The spring nesting and spawning season is a crucial time to get out and sample the reproduction rates, behavior and abundance of species, all factors that could be altered by last year's massive spill. Yet no money has been made available for this year, and it could take months to determine which projects will be funded.
"It's like a murder scene," said Dana Wetzel, an ecotoxicologist at the Mote Marine Laboratory in Florida. "You have to pick up the evidence now."
BP PLC had pledged $500 million -- $50 million a year over 10 years -- to help scientists study the spill's impact and forge a better understanding of how to deal with future spills. The first $50 million was handed out in May 2010 to four Gulf-based research institutes and to the National Institutes of Health.
Rita Colwell, a University of Maryland scientist who chairs the board overseeing the money, said the protocol for distributing the remaining $450 million would be announced Monday at the National Press Club Washington. After that, scientists will be allowed to submit proposals, but it could take months for research to be chosen.
Michael Carron, a Mississippi marine scientist selected to head the BP-funded post-spill research project, the Gulf of Mexico Research Initiative, doubted money would be available before June. He acknowledged not being able to study the spring spawning in full bloom would be a problem.
"This will be the first good glimpse of what happened to larvae, the first class" of species born during and after the spill, he said.
With the BP funds so slow to get out the door, scientists are trying to get funding from federal grants and other sources. And it's possible the BP money will be handed out on an expedited basis, Carron said.
From the outset, the $500 million has been fraught with problems and questions over how the money would be distributed and how much scientists would be influenced by BP. The result has been paralysis.

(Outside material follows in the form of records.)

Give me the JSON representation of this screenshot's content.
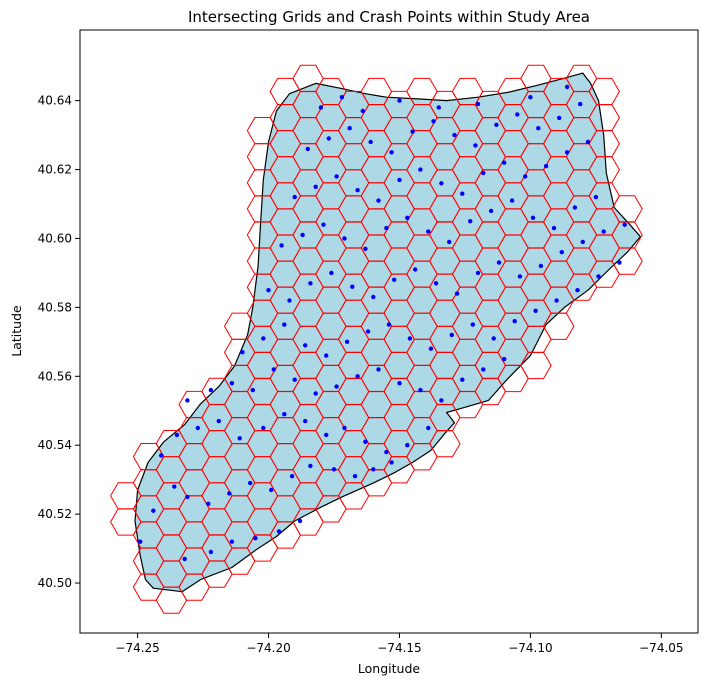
{
  "chart_data": {
    "type": "map",
    "title": "Intersecting Grids and Crash Points within Study Area",
    "xlabel": "Longitude",
    "ylabel": "Latitude",
    "xlim": [
      -74.272,
      -74.036
    ],
    "ylim": [
      40.4855,
      40.6605
    ],
    "x_ticks": [
      -74.25,
      -74.2,
      -74.15,
      -74.1,
      -74.05
    ],
    "x_tick_labels": [
      "−74.25",
      "−74.20",
      "−74.15",
      "−74.10",
      "−74.05"
    ],
    "y_ticks": [
      40.5,
      40.52,
      40.54,
      40.56,
      40.58,
      40.6,
      40.62,
      40.64
    ],
    "y_tick_labels": [
      "40.50",
      "40.52",
      "40.54",
      "40.56",
      "40.58",
      "40.60",
      "40.62",
      "40.64"
    ],
    "colors": {
      "land_fill": "#add8e6",
      "land_edge": "#000000",
      "grid_edge": "#ff0000",
      "crash_points": "#0000ff"
    },
    "grid": false,
    "hex_grid": {
      "hex_radius_deg_lon": 0.0058,
      "col_spacing_deg_lon": 0.0087,
      "row_spacing_deg_lat": 0.00757,
      "origin_lon": -74.2545,
      "origin_lat": 40.5026
    },
    "land_polygon": [
      [
        -74.244,
        40.4985
      ],
      [
        -74.233,
        40.4975
      ],
      [
        -74.226,
        40.501
      ],
      [
        -74.214,
        40.5045
      ],
      [
        -74.205,
        40.5095
      ],
      [
        -74.197,
        40.5135
      ],
      [
        -74.19,
        40.518
      ],
      [
        -74.18,
        40.522
      ],
      [
        -74.172,
        40.525
      ],
      [
        -74.16,
        40.529
      ],
      [
        -74.152,
        40.532
      ],
      [
        -74.145,
        40.535
      ],
      [
        -74.138,
        40.5385
      ],
      [
        -74.132,
        40.544
      ],
      [
        -74.129,
        40.5465
      ],
      [
        -74.132,
        40.5495
      ],
      [
        -74.125,
        40.551
      ],
      [
        -74.116,
        40.553
      ],
      [
        -74.109,
        40.559
      ],
      [
        -74.1,
        40.566
      ],
      [
        -74.094,
        40.575
      ],
      [
        -74.087,
        40.58
      ],
      [
        -74.078,
        40.585
      ],
      [
        -74.07,
        40.591
      ],
      [
        -74.063,
        40.596
      ],
      [
        -74.058,
        40.6005
      ],
      [
        -74.062,
        40.604
      ],
      [
        -74.068,
        40.609
      ],
      [
        -74.071,
        40.619
      ],
      [
        -74.072,
        40.63
      ],
      [
        -74.074,
        40.64
      ],
      [
        -74.077,
        40.645
      ],
      [
        -74.08,
        40.648
      ],
      [
        -74.087,
        40.6465
      ],
      [
        -74.097,
        40.6445
      ],
      [
        -74.108,
        40.6425
      ],
      [
        -74.12,
        40.641
      ],
      [
        -74.132,
        40.64
      ],
      [
        -74.143,
        40.6405
      ],
      [
        -74.155,
        40.641
      ],
      [
        -74.163,
        40.642
      ],
      [
        -74.172,
        40.6435
      ],
      [
        -74.182,
        40.645
      ],
      [
        -74.192,
        40.642
      ],
      [
        -74.197,
        40.637
      ],
      [
        -74.2,
        40.628
      ],
      [
        -74.202,
        40.617
      ],
      [
        -74.203,
        40.605
      ],
      [
        -74.204,
        40.592
      ],
      [
        -74.206,
        40.58
      ],
      [
        -74.208,
        40.572
      ],
      [
        -74.213,
        40.563
      ],
      [
        -74.219,
        40.557
      ],
      [
        -74.226,
        40.552
      ],
      [
        -74.232,
        40.546
      ],
      [
        -74.24,
        40.541
      ],
      [
        -74.246,
        40.535
      ],
      [
        -74.25,
        40.527
      ],
      [
        -74.251,
        40.518
      ],
      [
        -74.249,
        40.508
      ],
      [
        -74.247,
        40.501
      ]
    ],
    "crash_points": [
      [
        -74.249,
        40.512
      ],
      [
        -74.244,
        40.521
      ],
      [
        -74.236,
        40.528
      ],
      [
        -74.231,
        40.525
      ],
      [
        -74.223,
        40.523
      ],
      [
        -74.215,
        40.526
      ],
      [
        -74.207,
        40.529
      ],
      [
        -74.199,
        40.527
      ],
      [
        -74.191,
        40.531
      ],
      [
        -74.184,
        40.534
      ],
      [
        -74.175,
        40.533
      ],
      [
        -74.167,
        40.531
      ],
      [
        -74.16,
        40.533
      ],
      [
        -74.153,
        40.535
      ],
      [
        -74.232,
        40.507
      ],
      [
        -74.222,
        40.509
      ],
      [
        -74.214,
        40.512
      ],
      [
        -74.205,
        40.513
      ],
      [
        -74.196,
        40.515
      ],
      [
        -74.188,
        40.518
      ],
      [
        -74.241,
        40.537
      ],
      [
        -74.235,
        40.543
      ],
      [
        -74.227,
        40.545
      ],
      [
        -74.219,
        40.547
      ],
      [
        -74.211,
        40.542
      ],
      [
        -74.202,
        40.545
      ],
      [
        -74.194,
        40.549
      ],
      [
        -74.186,
        40.547
      ],
      [
        -74.178,
        40.543
      ],
      [
        -74.171,
        40.545
      ],
      [
        -74.163,
        40.541
      ],
      [
        -74.155,
        40.538
      ],
      [
        -74.147,
        40.54
      ],
      [
        -74.139,
        40.545
      ],
      [
        -74.231,
        40.553
      ],
      [
        -74.222,
        40.556
      ],
      [
        -74.214,
        40.558
      ],
      [
        -74.206,
        40.556
      ],
      [
        -74.198,
        40.562
      ],
      [
        -74.19,
        40.559
      ],
      [
        -74.182,
        40.555
      ],
      [
        -74.174,
        40.557
      ],
      [
        -74.166,
        40.56
      ],
      [
        -74.158,
        40.562
      ],
      [
        -74.15,
        40.558
      ],
      [
        -74.142,
        40.556
      ],
      [
        -74.134,
        40.553
      ],
      [
        -74.126,
        40.559
      ],
      [
        -74.118,
        40.562
      ],
      [
        -74.11,
        40.565
      ],
      [
        -74.21,
        40.567
      ],
      [
        -74.202,
        40.571
      ],
      [
        -74.194,
        40.575
      ],
      [
        -74.186,
        40.569
      ],
      [
        -74.178,
        40.566
      ],
      [
        -74.17,
        40.57
      ],
      [
        -74.162,
        40.573
      ],
      [
        -74.154,
        40.575
      ],
      [
        -74.146,
        40.571
      ],
      [
        -74.138,
        40.568
      ],
      [
        -74.13,
        40.572
      ],
      [
        -74.122,
        40.575
      ],
      [
        -74.114,
        40.571
      ],
      [
        -74.106,
        40.576
      ],
      [
        -74.098,
        40.579
      ],
      [
        -74.09,
        40.582
      ],
      [
        -74.082,
        40.585
      ],
      [
        -74.074,
        40.589
      ],
      [
        -74.066,
        40.593
      ],
      [
        -74.2,
        40.585
      ],
      [
        -74.192,
        40.582
      ],
      [
        -74.184,
        40.587
      ],
      [
        -74.176,
        40.59
      ],
      [
        -74.168,
        40.586
      ],
      [
        -74.16,
        40.583
      ],
      [
        -74.152,
        40.588
      ],
      [
        -74.144,
        40.591
      ],
      [
        -74.136,
        40.587
      ],
      [
        -74.128,
        40.584
      ],
      [
        -74.12,
        40.59
      ],
      [
        -74.112,
        40.593
      ],
      [
        -74.104,
        40.589
      ],
      [
        -74.096,
        40.592
      ],
      [
        -74.088,
        40.596
      ],
      [
        -74.08,
        40.599
      ],
      [
        -74.072,
        40.602
      ],
      [
        -74.064,
        40.604
      ],
      [
        -74.195,
        40.598
      ],
      [
        -74.187,
        40.601
      ],
      [
        -74.179,
        40.604
      ],
      [
        -74.171,
        40.6
      ],
      [
        -74.163,
        40.597
      ],
      [
        -74.155,
        40.603
      ],
      [
        -74.147,
        40.606
      ],
      [
        -74.139,
        40.602
      ],
      [
        -74.131,
        40.599
      ],
      [
        -74.123,
        40.605
      ],
      [
        -74.115,
        40.608
      ],
      [
        -74.107,
        40.611
      ],
      [
        -74.099,
        40.606
      ],
      [
        -74.091,
        40.603
      ],
      [
        -74.083,
        40.609
      ],
      [
        -74.075,
        40.612
      ],
      [
        -74.19,
        40.612
      ],
      [
        -74.182,
        40.615
      ],
      [
        -74.174,
        40.618
      ],
      [
        -74.166,
        40.614
      ],
      [
        -74.158,
        40.611
      ],
      [
        -74.15,
        40.617
      ],
      [
        -74.142,
        40.62
      ],
      [
        -74.134,
        40.616
      ],
      [
        -74.126,
        40.613
      ],
      [
        -74.118,
        40.619
      ],
      [
        -74.11,
        40.622
      ],
      [
        -74.102,
        40.618
      ],
      [
        -74.094,
        40.621
      ],
      [
        -74.086,
        40.625
      ],
      [
        -74.078,
        40.628
      ],
      [
        -74.185,
        40.626
      ],
      [
        -74.177,
        40.629
      ],
      [
        -74.169,
        40.632
      ],
      [
        -74.161,
        40.628
      ],
      [
        -74.153,
        40.625
      ],
      [
        -74.145,
        40.631
      ],
      [
        -74.137,
        40.634
      ],
      [
        -74.129,
        40.63
      ],
      [
        -74.121,
        40.627
      ],
      [
        -74.113,
        40.633
      ],
      [
        -74.105,
        40.636
      ],
      [
        -74.097,
        40.632
      ],
      [
        -74.089,
        40.635
      ],
      [
        -74.081,
        40.639
      ],
      [
        -74.18,
        40.638
      ],
      [
        -74.172,
        40.641
      ],
      [
        -74.164,
        40.637
      ],
      [
        -74.15,
        40.64
      ],
      [
        -74.135,
        40.638
      ],
      [
        -74.12,
        40.639
      ],
      [
        -74.1,
        40.641
      ],
      [
        -74.086,
        40.644
      ]
    ]
  }
}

It took until last month for BP and the Gulf of Mexico Alliance, a nonprofit headed by Gulf Coast governors, to finally agree on how to spend the rest of the $450 million. Under the agreement, BP pledged that research would be independent of the oil giant and the Gulf alliance and that scientists could publish their results without BP approval.
Still, BP will exert some control. For example, the funds will be overseen by a BP-hired contractor, and the oil giant has appointed half of the members on a 20-member board that will decide what research to do.

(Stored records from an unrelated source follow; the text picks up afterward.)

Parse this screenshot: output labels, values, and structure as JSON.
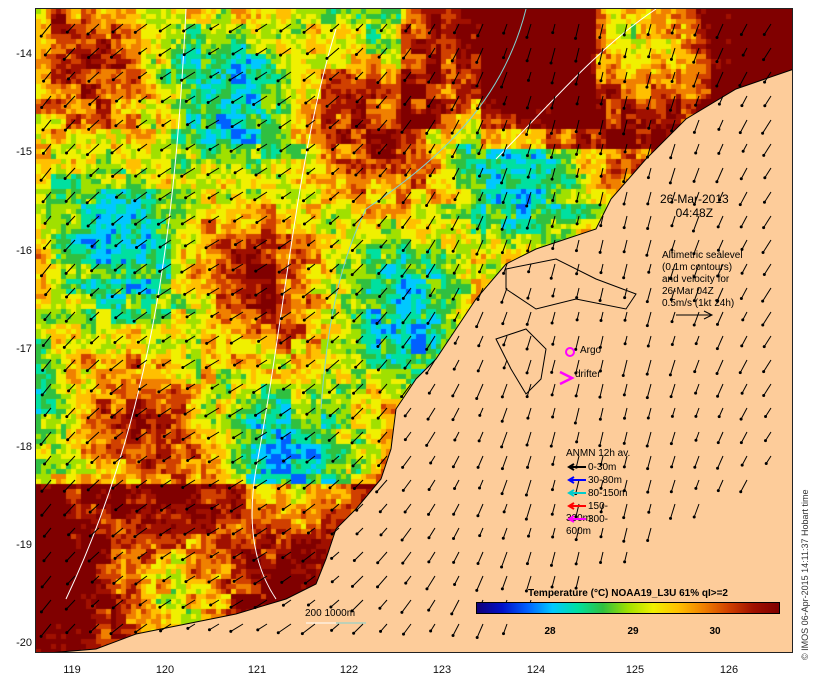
{
  "map": {
    "lat_labels": [
      "-14",
      "-15",
      "-16",
      "-17",
      "-18",
      "-19",
      "-20"
    ],
    "lon_labels": [
      "119",
      "120",
      "121",
      "122",
      "123",
      "124",
      "125",
      "126"
    ],
    "lat_range": [
      -20.1,
      -13.6
    ],
    "lon_range": [
      118.6,
      126.7
    ]
  },
  "annotations": {
    "date": "26-Mar-2013",
    "time": "04:48Z",
    "altimetry_lines": [
      "Altimetric sealevel",
      "(0.1m contours)",
      "and velocity for",
      "26-Mar 04Z",
      "0.5m/s (1kt 24h)"
    ],
    "argo_label": "Argo",
    "drifter_label": "drifter",
    "scale_label": "200  1000m"
  },
  "anmn_legend": {
    "title": "ANMN 12h av.",
    "items": [
      {
        "label": "0-30m",
        "color": "#000000"
      },
      {
        "label": "30-80m",
        "color": "#0000ff"
      },
      {
        "label": "80-150m",
        "color": "#00cccc"
      },
      {
        "label": "150-300m",
        "color": "#ff0000"
      },
      {
        "label": "300-600m",
        "color": "#ff00ff"
      }
    ]
  },
  "colorbar": {
    "title": "Temperature (°C) NOAA19_L3U 61% qI>=2",
    "ticks": [
      "28",
      "29",
      "30"
    ],
    "colors": [
      "#10007a",
      "#0010c8",
      "#0060ff",
      "#00c8ff",
      "#00e0a0",
      "#30c040",
      "#a0e000",
      "#f0f000",
      "#ffc000",
      "#f08000",
      "#d04000",
      "#a01000",
      "#800000"
    ]
  },
  "credit": "© IMOS 06-Apr-2015 14:11:37 Hobart time"
}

BP declined to comment and referred questions to the Gulf research initiative.
Larry McKinney, the director of the Harte Research Institute for Gulf of Mexico Studies at Texas A&M University-Corpus Christi, said the science board overseeing the money was solid and unlikely to be heavily influenced by BP.
Scientists who take the BP money will have to credit the oil giant for funding the research, and BP may be able to obtain patents for inventions derived from the research. McKinney said those requirements were standard.
The delay in BP funds has rankled scientists. There was a dearth of scientific investigation to understand the effects of the massive 1979 Ixtoc spill in the Gulf's Bay of Campeche, scientists said, and there are fears the same could happen in the wake of BP's spill.
"The science was abysmal to start with," George Crozier, the head of the Dauphin Island Sea Lab in Alabama, said about the effect of oil spills in the Gulf. "But, golly, the questions have become bigger and more important."
And scientists don't have many other places to turn for research dollars.
While a lot of sampling and data collection is being done by BP and the federal government in the natural resource damage assessment, the legal battle over damage to the ecosystem also known as NRDA, scientists say that work is hardly cutting-edge and may not pick up the subtlest of changes in reproduction, DNA and other important factors.
"NRDA is not designed to advance science, it is designed to establish the damage done," Crozier said. "It is a legal-driven process."
NRDA also focuses on the commercially important and top species -- not the worms, shorebirds, jellyfish, bait fish and tiny crustaceans that make up the bottom of the food web.
"There are areas of research we don't have a handle on," Wetzel said. "We're in the waiting room. We still don't know what's happened and we're waiting for someone to step up and say this is important to find out."